Hinweis zu den alten Bilder­alben bis 2009
Auch in der Imkerei bleibt die Zeit nicht stehen. So haben wir einiges in der Betriebs­weise geändert, wie z.B. bei der Umstieg vom 2-zagigen Brut­raum in einen Ein­zar­gigen und beim Umgang mit der Varroa-Milbe. Zudem kann man auf viele ver­schie­dene Weisen imkern, z.B. mit unter­schied­lichen Rähm­chen­maßen für den Brut- und Honig­raum, wie bei Dadant [12]­. Ent­schei­dend ist letzt­end­lich nur, ob der Imker mit seiner Betriebs­weise erfolg­reich ist, d.h. dass seine Bienen­völker gute Chancen zum über­leben haben.
Bei der Varroa-Milbe gibt es inzwi­schen durch züchte­rische und auch rein bio­tech­nische Maß­nahmen gute Erfolge diesen Parasit besser in den Griff zu bekommen.
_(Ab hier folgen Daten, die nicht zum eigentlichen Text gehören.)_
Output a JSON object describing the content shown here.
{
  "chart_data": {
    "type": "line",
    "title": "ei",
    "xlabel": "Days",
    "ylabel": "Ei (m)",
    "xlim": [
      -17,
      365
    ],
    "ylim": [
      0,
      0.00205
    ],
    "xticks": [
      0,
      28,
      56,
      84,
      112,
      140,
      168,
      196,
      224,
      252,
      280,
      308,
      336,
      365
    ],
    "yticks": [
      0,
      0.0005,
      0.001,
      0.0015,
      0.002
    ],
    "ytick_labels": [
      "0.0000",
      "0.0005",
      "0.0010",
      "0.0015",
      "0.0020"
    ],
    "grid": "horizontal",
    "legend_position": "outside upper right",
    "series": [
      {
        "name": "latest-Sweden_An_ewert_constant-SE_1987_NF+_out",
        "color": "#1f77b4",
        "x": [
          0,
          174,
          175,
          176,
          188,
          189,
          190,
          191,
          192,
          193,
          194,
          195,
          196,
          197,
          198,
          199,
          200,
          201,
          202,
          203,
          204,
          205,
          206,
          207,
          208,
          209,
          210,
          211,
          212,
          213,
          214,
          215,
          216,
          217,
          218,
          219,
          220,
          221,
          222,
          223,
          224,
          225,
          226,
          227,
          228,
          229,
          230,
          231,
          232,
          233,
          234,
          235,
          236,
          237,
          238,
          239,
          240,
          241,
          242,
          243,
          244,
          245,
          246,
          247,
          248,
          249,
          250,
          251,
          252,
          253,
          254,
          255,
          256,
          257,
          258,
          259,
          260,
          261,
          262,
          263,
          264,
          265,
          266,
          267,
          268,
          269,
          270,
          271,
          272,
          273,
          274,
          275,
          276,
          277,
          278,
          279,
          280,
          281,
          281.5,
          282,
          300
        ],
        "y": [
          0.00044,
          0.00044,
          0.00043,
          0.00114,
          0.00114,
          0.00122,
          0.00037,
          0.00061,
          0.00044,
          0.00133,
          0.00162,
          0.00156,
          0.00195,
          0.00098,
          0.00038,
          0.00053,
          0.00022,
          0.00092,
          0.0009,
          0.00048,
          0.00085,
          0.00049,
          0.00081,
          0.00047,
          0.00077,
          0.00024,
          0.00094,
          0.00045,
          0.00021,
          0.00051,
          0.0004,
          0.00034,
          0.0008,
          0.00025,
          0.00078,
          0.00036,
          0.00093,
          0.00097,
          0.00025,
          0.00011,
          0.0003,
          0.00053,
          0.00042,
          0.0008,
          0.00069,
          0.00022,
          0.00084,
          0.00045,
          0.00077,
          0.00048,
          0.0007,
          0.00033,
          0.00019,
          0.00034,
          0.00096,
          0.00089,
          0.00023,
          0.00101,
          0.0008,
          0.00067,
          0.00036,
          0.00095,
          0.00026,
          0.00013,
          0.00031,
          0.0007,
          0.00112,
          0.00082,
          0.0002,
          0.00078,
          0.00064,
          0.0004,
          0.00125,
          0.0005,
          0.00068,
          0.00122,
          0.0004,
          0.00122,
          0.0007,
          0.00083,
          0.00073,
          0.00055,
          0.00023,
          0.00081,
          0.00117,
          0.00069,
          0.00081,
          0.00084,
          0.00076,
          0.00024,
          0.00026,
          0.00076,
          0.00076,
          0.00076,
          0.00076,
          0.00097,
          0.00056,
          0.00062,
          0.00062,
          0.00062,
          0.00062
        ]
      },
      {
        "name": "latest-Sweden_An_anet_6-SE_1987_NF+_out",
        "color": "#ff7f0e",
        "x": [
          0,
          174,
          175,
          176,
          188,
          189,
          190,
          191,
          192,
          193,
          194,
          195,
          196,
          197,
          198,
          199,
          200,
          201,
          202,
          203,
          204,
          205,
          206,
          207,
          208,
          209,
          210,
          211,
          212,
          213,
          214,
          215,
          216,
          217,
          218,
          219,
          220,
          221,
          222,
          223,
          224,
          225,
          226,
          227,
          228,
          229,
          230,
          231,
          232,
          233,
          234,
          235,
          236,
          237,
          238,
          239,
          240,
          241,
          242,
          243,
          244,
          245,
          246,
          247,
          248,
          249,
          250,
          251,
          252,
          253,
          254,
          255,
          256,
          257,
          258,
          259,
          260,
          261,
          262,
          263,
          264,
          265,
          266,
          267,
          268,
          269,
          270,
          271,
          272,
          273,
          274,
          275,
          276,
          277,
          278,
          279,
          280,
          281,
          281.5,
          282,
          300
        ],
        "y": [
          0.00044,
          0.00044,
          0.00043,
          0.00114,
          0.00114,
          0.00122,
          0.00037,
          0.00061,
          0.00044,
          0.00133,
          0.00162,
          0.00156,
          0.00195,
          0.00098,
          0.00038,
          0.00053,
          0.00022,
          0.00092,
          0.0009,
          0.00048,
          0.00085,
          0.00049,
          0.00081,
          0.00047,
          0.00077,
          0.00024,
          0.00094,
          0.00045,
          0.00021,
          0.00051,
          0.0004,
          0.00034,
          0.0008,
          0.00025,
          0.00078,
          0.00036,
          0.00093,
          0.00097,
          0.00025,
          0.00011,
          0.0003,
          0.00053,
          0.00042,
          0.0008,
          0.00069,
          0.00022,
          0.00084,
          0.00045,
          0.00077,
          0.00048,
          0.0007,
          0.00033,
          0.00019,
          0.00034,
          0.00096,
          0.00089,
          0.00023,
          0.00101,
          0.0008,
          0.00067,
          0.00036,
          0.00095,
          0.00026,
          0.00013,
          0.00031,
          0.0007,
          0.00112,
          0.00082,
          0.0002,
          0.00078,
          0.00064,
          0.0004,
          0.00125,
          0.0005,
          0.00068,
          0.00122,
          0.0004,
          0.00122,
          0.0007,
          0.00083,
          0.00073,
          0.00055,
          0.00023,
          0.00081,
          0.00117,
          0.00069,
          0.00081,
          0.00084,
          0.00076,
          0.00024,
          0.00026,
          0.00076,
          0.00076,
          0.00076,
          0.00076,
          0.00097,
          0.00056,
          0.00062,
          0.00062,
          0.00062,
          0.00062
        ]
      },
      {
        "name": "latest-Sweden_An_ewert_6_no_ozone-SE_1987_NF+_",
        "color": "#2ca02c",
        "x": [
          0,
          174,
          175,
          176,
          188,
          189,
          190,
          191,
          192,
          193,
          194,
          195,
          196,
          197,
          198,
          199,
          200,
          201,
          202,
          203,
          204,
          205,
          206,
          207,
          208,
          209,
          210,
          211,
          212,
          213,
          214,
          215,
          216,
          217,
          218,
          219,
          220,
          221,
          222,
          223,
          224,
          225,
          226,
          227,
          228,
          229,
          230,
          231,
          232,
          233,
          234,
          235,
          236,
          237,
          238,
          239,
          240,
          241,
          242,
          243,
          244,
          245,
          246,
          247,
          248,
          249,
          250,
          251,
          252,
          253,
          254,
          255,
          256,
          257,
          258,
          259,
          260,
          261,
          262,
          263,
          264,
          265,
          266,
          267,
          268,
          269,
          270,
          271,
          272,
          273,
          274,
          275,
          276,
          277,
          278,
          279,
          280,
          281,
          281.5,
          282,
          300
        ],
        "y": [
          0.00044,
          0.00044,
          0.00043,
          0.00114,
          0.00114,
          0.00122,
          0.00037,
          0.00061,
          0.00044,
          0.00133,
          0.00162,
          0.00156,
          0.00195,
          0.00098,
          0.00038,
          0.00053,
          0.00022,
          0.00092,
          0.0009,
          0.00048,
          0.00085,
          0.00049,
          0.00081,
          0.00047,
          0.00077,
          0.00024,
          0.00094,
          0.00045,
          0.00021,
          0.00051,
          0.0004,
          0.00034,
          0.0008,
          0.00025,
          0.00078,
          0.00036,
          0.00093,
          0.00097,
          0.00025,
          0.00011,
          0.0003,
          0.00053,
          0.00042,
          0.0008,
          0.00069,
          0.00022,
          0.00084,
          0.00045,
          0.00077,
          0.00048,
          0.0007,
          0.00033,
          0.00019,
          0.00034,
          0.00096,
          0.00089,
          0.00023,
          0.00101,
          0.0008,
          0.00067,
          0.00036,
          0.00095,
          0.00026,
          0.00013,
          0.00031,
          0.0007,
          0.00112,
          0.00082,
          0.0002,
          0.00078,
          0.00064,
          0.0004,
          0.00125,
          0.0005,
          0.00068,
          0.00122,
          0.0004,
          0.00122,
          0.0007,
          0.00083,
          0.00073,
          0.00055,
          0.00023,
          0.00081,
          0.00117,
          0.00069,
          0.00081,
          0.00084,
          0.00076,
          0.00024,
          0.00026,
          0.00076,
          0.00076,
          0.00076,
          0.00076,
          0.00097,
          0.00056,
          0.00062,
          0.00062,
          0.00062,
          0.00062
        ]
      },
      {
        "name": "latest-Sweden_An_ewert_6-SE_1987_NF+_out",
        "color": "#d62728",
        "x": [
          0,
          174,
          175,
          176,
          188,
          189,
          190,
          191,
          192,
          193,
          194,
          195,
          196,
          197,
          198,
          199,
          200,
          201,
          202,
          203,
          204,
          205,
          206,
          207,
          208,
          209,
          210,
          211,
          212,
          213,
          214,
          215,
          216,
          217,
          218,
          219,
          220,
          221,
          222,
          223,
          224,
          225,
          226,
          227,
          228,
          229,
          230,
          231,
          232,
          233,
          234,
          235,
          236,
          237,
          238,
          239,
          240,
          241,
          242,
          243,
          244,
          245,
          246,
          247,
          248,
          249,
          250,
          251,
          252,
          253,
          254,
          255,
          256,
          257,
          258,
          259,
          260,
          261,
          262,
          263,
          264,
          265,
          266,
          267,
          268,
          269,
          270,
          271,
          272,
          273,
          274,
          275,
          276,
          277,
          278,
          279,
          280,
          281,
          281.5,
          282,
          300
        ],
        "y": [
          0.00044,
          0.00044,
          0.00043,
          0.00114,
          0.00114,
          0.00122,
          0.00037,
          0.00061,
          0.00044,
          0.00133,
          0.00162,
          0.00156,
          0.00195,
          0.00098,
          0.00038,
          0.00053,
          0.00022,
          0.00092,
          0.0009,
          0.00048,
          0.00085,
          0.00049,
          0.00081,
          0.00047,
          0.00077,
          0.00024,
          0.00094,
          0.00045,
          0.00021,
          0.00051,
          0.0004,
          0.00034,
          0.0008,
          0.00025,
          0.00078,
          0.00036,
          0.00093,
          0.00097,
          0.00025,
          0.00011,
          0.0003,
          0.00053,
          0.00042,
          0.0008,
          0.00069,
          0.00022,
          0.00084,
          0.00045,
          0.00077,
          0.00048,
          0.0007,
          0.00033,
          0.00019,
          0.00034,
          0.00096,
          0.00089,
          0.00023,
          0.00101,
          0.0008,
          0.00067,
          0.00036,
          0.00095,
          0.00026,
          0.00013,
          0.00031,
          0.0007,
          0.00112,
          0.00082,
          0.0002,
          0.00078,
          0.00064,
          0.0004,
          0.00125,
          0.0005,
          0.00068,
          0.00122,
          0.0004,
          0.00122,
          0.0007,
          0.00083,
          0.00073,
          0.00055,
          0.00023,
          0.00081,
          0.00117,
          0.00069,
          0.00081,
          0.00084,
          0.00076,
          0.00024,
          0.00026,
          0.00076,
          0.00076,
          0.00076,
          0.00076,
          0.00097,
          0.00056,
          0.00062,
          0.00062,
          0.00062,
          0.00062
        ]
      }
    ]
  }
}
Meist durch den Welt­handel, oder auch andere Bege­ben­heiten werden immer wieder weitere fremde Tierarten ein­ge­schleppt. Diese führen dann teil­weise auch zu neuen Heraus­forde­rungen für die Imkerei. Ein aktuelles Bei­spiel (seit 2024) ist die Asia­tische Hornisse [ext]. Deutlich proble­matischer würde es mit der Tropi­laelaps-Milbe [ext] werden. Sie stammt wie die Varroa auch aus Ost­asien und ist bereits in der Nähe der Türkei und der Ukraine auf­ge­treten.